Avevo già provato a leggere Joyce Carol Oates qualche anno fa, prima con Sorella, mio unico amore (ispirato al caso di JonBenét Ramsey) e poi con Una famiglia americana. In entrambi i casi lo stile non mi aveva convinta e avevo abbandonato la lettura. Eppure, quando ho letto la trama di “Macellaio”, l’ultimo romanzo dell’autrice americana, mi sono fatta tentare di nuovo.

La storia promessa era irresistibile per chi, come me, ama le atmosfere cupe: nel 1836 il dottor Silas Aloysius Weir, un uomo misogino, insicuro e malato di potere, viene assunto in un istituto psichiatrico del New Jersey. Lì inizia a usare donne povere, vulnerabili e dimenticate dalla società come vere e proprie cavie umane, venendo persino celebrato come il “padre della Gino-Psichiatria”. A fare da controcanto alla sua follia c’è Brigit Kinealy, una giovane serva irlandese che diventa il suo principale soggetto sperimentale ma anche l’unica capace di contrastare il suo dominio di terrore.

Premesse magnifiche, un personaggio realmente esistito e tematiche forti come la violenza e la paura: Macellaio aveva tutte le carte in regola per far diventare la Oates una delle mie autrici preferite. Eppure, le cose sono andate diversamente.

Un terreno fertile per un sadico

La storia del dottor Weir è una di quelle che meritano di essere raccontate, se non altro per mostrare il ritratto ravvicinato di un sadico arrogante che maschera le proprie paure con la crudeltà. Silas ha un obiettivo chiaro: il successo e la reputazione scientifica a discapito delle sue pazienti. Pazienti che la società dell’Ottocento ha etichettato come “difettose” solo perché osavano alzare la voce, ribellarsi ai mariti o perché erano semplicemente serve sole e indifese. In un contesto simile, dove le donne non contano nulla, un uomo del genere trova il terreno perfetto per i suoi grotteschi esperimenti.
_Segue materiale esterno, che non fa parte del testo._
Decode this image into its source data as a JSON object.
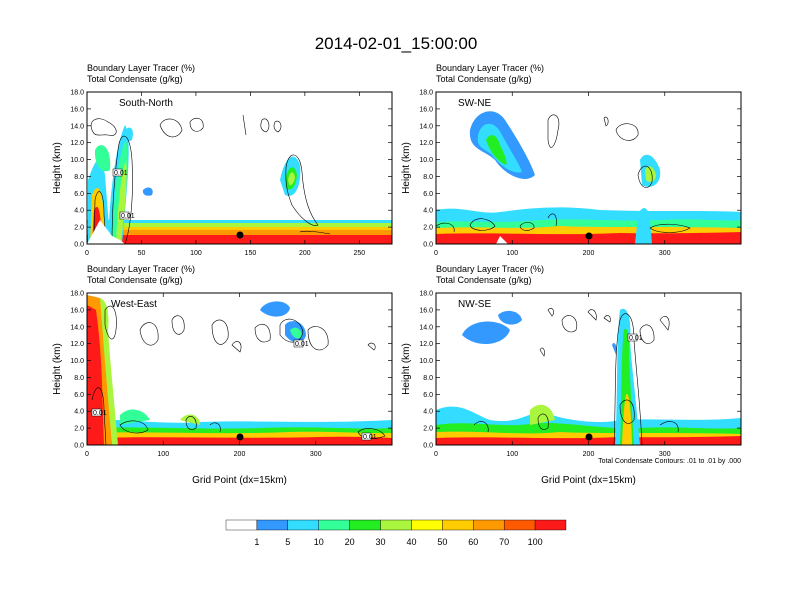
{
  "title": "2014-02-01_15:00:00",
  "colors": {
    "frame": "#000000",
    "contour": "#000000",
    "marker": "#000000",
    "terrain": "#ffffff"
  },
  "chart_data": [
    {
      "type": "heatmap",
      "panel": "top-left",
      "label": "South-North",
      "subtitle_1": "Boundary Layer Tracer   (%)",
      "subtitle_2": "Total Condensate   (g/kg)",
      "ylabel": "Height (km)",
      "xlabel": "",
      "xlim": [
        0,
        280
      ],
      "ylim": [
        0,
        18
      ],
      "xticks": [
        "0",
        "50",
        "100",
        "150",
        "200",
        "250"
      ],
      "yticks": [
        "0.0",
        "2.0",
        "4.0",
        "6.0",
        "8.0",
        "10.0",
        "12.0",
        "14.0",
        "16.0",
        "18.0"
      ],
      "contour_labels": [
        "0.01",
        "0.01"
      ],
      "marker_x": 140
    },
    {
      "type": "heatmap",
      "panel": "top-right",
      "label": "SW-NE",
      "subtitle_1": "Boundary Layer Tracer   (%)",
      "subtitle_2": "Total Condensate   (g/kg)",
      "ylabel": "Height (km)",
      "xlabel": "",
      "xlim": [
        0,
        400
      ],
      "ylim": [
        0,
        18
      ],
      "xticks": [
        "0",
        "100",
        "200",
        "300"
      ],
      "yticks": [
        "0.0",
        "2.0",
        "4.0",
        "6.0",
        "8.0",
        "10.0",
        "12.0",
        "14.0",
        "16.0",
        "18.0"
      ],
      "contour_labels": [],
      "marker_x": 200
    },
    {
      "type": "heatmap",
      "panel": "bottom-left",
      "label": "West-East",
      "subtitle_1": "Boundary Layer Tracer   (%)",
      "subtitle_2": "Total Condensate   (g/kg)",
      "ylabel": "Height (km)",
      "xlabel": "Grid Point (dx=15km)",
      "xlim": [
        0,
        400
      ],
      "ylim": [
        0,
        18
      ],
      "xticks": [
        "0",
        "100",
        "200",
        "300"
      ],
      "yticks": [
        "0.0",
        "2.0",
        "4.0",
        "6.0",
        "8.0",
        "10.0",
        "12.0",
        "14.0",
        "16.0",
        "18.0"
      ],
      "contour_labels": [
        "0.01",
        "0.01",
        "0.01"
      ],
      "marker_x": 200
    },
    {
      "type": "heatmap",
      "panel": "bottom-right",
      "label": "NW-SE",
      "subtitle_1": "Boundary Layer Tracer   (%)",
      "subtitle_2": "Total Condensate   (g/kg)",
      "ylabel": "Height (km)",
      "xlabel": "Grid Point (dx=15km)",
      "xlim": [
        0,
        400
      ],
      "ylim": [
        0,
        18
      ],
      "xticks": [
        "0",
        "100",
        "200",
        "300"
      ],
      "yticks": [
        "0.0",
        "2.0",
        "4.0",
        "6.0",
        "8.0",
        "10.0",
        "12.0",
        "14.0",
        "16.0",
        "18.0"
      ],
      "contour_labels": [
        "0.01"
      ],
      "marker_x": 200,
      "footnote": "Total Condensate Contours: .01 to .01 by .000"
    }
  ],
  "colorbar": {
    "ticks": [
      "1",
      "5",
      "10",
      "20",
      "30",
      "40",
      "50",
      "60",
      "70",
      "100"
    ],
    "colors": [
      "#ffffff",
      "#3399ff",
      "#33ddff",
      "#33ff99",
      "#22ee22",
      "#aaf53d",
      "#ffff00",
      "#ffcc00",
      "#ff9900",
      "#ff5a00",
      "#ff1a1a"
    ]
  }
}
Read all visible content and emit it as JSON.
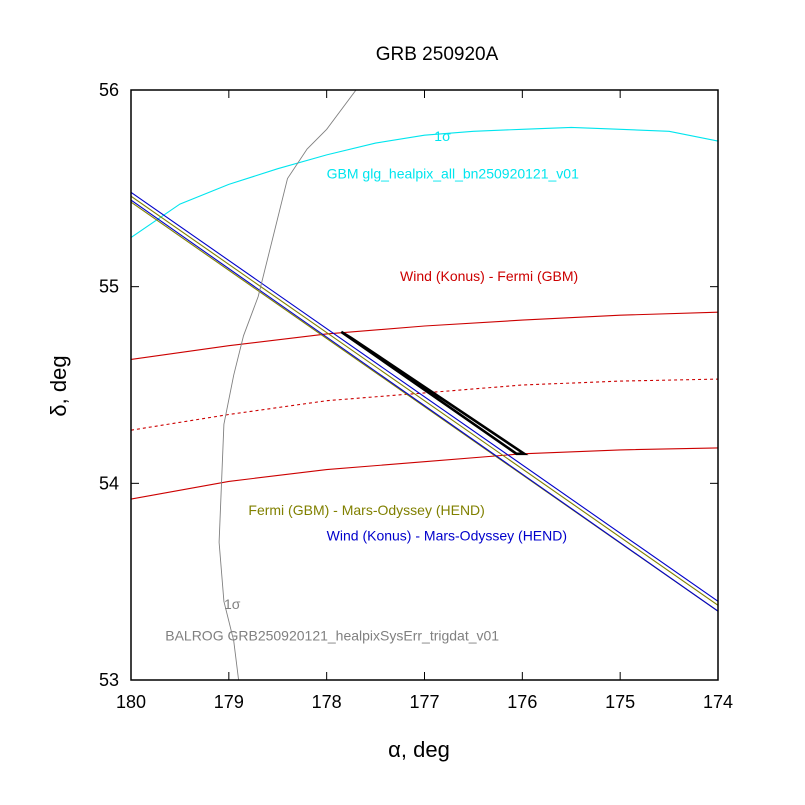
{
  "chart_data": {
    "type": "line",
    "title": "GRB 250920A",
    "xlabel": "α, deg",
    "ylabel": "δ, deg",
    "xlim": [
      180,
      174
    ],
    "ylim": [
      53,
      56
    ],
    "xticks": [
      180,
      179,
      178,
      177,
      176,
      175,
      174
    ],
    "yticks": [
      53,
      54,
      55,
      56
    ],
    "colors": {
      "gbm": "#00e5ee",
      "konus_gbm": "#cc0000",
      "gbm_hend": "#808000",
      "konus_hend": "#0000cc",
      "balrog": "#808080",
      "box": "#000000"
    },
    "series": [
      {
        "name": "GBM 1σ contour",
        "style": "solid",
        "color": "gbm",
        "x": [
          180,
          179.5,
          179,
          178.5,
          178,
          177.5,
          177,
          176.5,
          176,
          175.5,
          175,
          174.5,
          174
        ],
        "y": [
          55.25,
          55.42,
          55.52,
          55.6,
          55.67,
          55.73,
          55.77,
          55.79,
          55.8,
          55.81,
          55.8,
          55.79,
          55.74
        ]
      },
      {
        "name": "Konus-GBM annulus edge 1",
        "style": "solid",
        "color": "konus_gbm",
        "x": [
          180,
          179,
          178,
          177,
          176,
          175,
          174
        ],
        "y": [
          54.63,
          54.7,
          54.76,
          54.8,
          54.83,
          54.855,
          54.87
        ]
      },
      {
        "name": "Konus-GBM annulus center",
        "style": "dashed",
        "color": "konus_gbm",
        "x": [
          180,
          179,
          178,
          177,
          176,
          175,
          174
        ],
        "y": [
          54.27,
          54.35,
          54.42,
          54.46,
          54.5,
          54.52,
          54.53
        ]
      },
      {
        "name": "Konus-GBM annulus edge 2",
        "style": "solid",
        "color": "konus_gbm",
        "x": [
          180,
          179,
          178,
          177,
          176,
          175,
          174
        ],
        "y": [
          53.92,
          54.01,
          54.07,
          54.11,
          54.15,
          54.17,
          54.18
        ]
      },
      {
        "name": "GBM-HEND annulus edge 1",
        "style": "solid",
        "color": "gbm_hend",
        "x": [
          180,
          174
        ],
        "y": [
          55.46,
          53.38
        ]
      },
      {
        "name": "GBM-HEND annulus edge 2",
        "style": "solid",
        "color": "gbm_hend",
        "x": [
          180,
          174
        ],
        "y": [
          55.43,
          53.35
        ]
      },
      {
        "name": "Konus-HEND annulus edge 1",
        "style": "solid",
        "color": "konus_hend",
        "x": [
          180,
          174
        ],
        "y": [
          55.48,
          53.4
        ]
      },
      {
        "name": "Konus-HEND annulus edge 2",
        "style": "solid",
        "color": "konus_hend",
        "x": [
          180,
          174
        ],
        "y": [
          55.44,
          53.35
        ]
      },
      {
        "name": "BALROG 1σ contour",
        "style": "solid",
        "color": "balrog",
        "x": [
          178.9,
          178.95,
          179.05,
          179.1,
          179.05,
          178.95,
          178.85,
          178.7,
          178.55,
          178.4,
          178.2,
          178.0,
          177.7
        ],
        "y": [
          53.0,
          53.2,
          53.4,
          53.7,
          54.3,
          54.55,
          54.75,
          54.95,
          55.25,
          55.55,
          55.7,
          55.8,
          56.0
        ]
      },
      {
        "name": "IPN error box",
        "style": "box",
        "color": "box",
        "x": [
          177.85,
          177.75,
          175.98,
          176.06,
          177.85
        ],
        "y": [
          54.77,
          54.74,
          54.15,
          54.15,
          54.77
        ]
      }
    ],
    "annotations": [
      {
        "id": "gbm_sigma",
        "text": "1σ",
        "color": "gbm",
        "x": 176.9,
        "y": 55.74
      },
      {
        "id": "gbm_name",
        "text": "GBM glg_healpix_all_bn250920121_v01",
        "color": "gbm",
        "x": 178.0,
        "y": 55.55
      },
      {
        "id": "konus_gbm_name",
        "text": "Wind (Konus) - Fermi (GBM)",
        "color": "konus_gbm",
        "x": 177.25,
        "y": 55.03
      },
      {
        "id": "gbm_hend_name",
        "text": "Fermi (GBM)  - Mars-Odyssey (HEND)",
        "color": "gbm_hend",
        "x": 178.8,
        "y": 53.84
      },
      {
        "id": "konus_hend_name",
        "text": "Wind (Konus)  - Mars-Odyssey (HEND)",
        "color": "konus_hend",
        "x": 178.0,
        "y": 53.71
      },
      {
        "id": "balrog_sigma",
        "text": "1σ",
        "color": "balrog",
        "x": 179.05,
        "y": 53.36
      },
      {
        "id": "balrog_name",
        "text": "BALROG GRB250920121_healpixSysErr_trigdat_v01",
        "color": "balrog",
        "x": 179.65,
        "y": 53.2
      }
    ]
  }
}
Quando lo stile spegne la storia

Il vero problema del romanzo risiede nella struttura e nello stile di scrittura. La vicenda ci viene raccontata dal figlio di Silas Weir, il quale ricostruisce la vita del padre unendo le testimonianze di chi lo ha conosciuto ai diari personali del medico. Se le testimonianze esterne risultano vivaci e interessanti, le pagine del diario di Silas sono di una piattezza disarmante.

Il medico parla della sua noiosa vita coniugale e delle sue mostruose operazioni chirurgiche con lo stesso tono distaccato e monocorde. La scrittura, che in un romanzo del genere dovrebbe vibrare di tensione psicologica, si rivela piatta e pesante. Mi è sembrato di leggere un saggio accademico o la biografia scritta da un professore stanco e pretenzioso, piuttosto che un romanzo di una delle autrici più acclamate del nostro secolo.

Ho sperato fino all’ultimo che il ritmo cambiasse con l’avanzare dei capitoli, ma non sono stata accontentata. Alla fine ho dovuto arrendermi e chiudere il libro prima del tempo. Un altro DNF (Do Not Finish) da aggiungere alla mia lista, che va a fare meritata compagnia a Il giorno dell’ape e Il canto della cicogna e del dromedario. Penso di poterlo dire ormai con assoluta certezza: io e Joyce Carol Oates non siamo proprio compatibili.

E voi, conoscete i libri di questa autrice?